А как отъехал в безопасность, слезы, понимаешь, ваше величество, то есть такие горькие слезы закапали из глаз…Дивно хорош старик-то был, ведь мы его с тобой… это, как его… — вдруг осекся Варсонофий. — Я ведь его, дедушку Павла-то, еще на Прусской войне знавал.
Пугачёв слушал рассказ, низко опустив голову. Затем перекрестился и сказал с чувством:
— Превечный спокой его головушке… Верный был.
Емельян Иваныч еще ниже опустил голову и, зажимая то правую, то левую ноздрю, отсморкнулся на пол. Видя это, Ненила тотчас подала ему прибереженный ею чистенький платочек.
— Благодарствую, — каким-то сорвавшимся, почти детским голосом, едва сдерживая душившие его всхлипы, сказал он Нениле и вытер платком глаза, потом выдохнул с шумом воздух, не глядя ни на кого, улыбнулся и молвил:
— Скажите-ка отцу Ивану, чтоб поминал старика Носова… Павла Носова.
Да и других прочих, которых… Э-эх! — отмахнулся он рукой, ссутулился и повернул голову вниз и вправо, как будто силясь что-то рассмотреть в темном углу избы. Затем тихо проговорил:
— В Яицком городке слепой старик такой есть, Дерябин прозвищем, он мне вот этот самый перстень подарил Степана Разина, — и Пугачёв, приподняв руку, посверкал кольцом. — Ну так вот старик пел: «По боярам панихиду ворон каркает…» Страшусь, как бы не по боярам, а по нам по всем ворон не скаркал панихиду-то… Мы здесь люди свои, да пряма говорю, без обиняков, в открытую… Истомилось сердце-то мое… Сон пропал. Не горазд радуют меня дела-то наши…
Горбатов, видя расстроенные чувства Пугачёва, воскликнул:
— Не унывайте, государь! После ненастья будет и солнышко.
Эти идущие от сердца слова сразу озарили озябшую душу Пугачёва.

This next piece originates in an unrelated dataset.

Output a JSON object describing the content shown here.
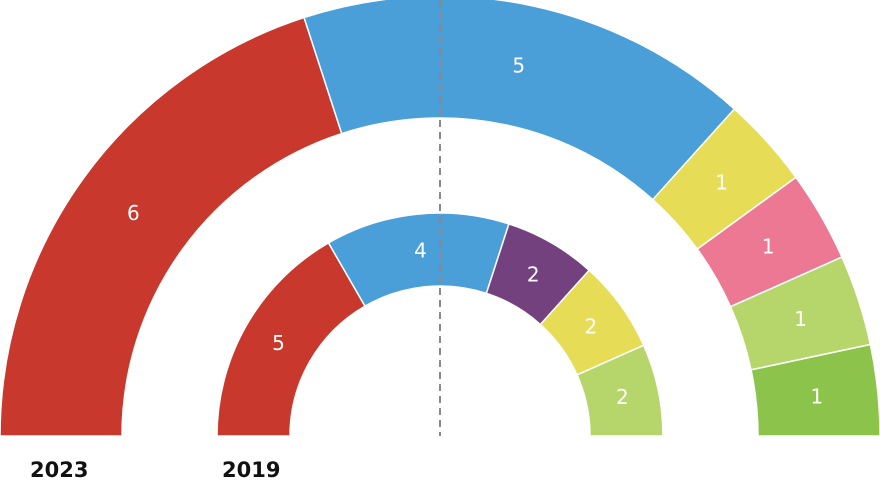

— А я, ведаешь, и не унываю, — вскинув голову, ответил он. — В военном деле, ваше благородие, удача переменчива: сегодня он меня за бороду, а завтра я ему ногой на брюхо да и кровь сосать! Еще мы, ведаешь, этим Рукавицыным-Голицыным пятки-то к затылку подведем. Кабы я тогда поболе народу из Берды захватил, под Татищевым-то мы смяли бы князя. Поди, сам видел, ваше благородие, наших-то хулить не можно, гарно бились.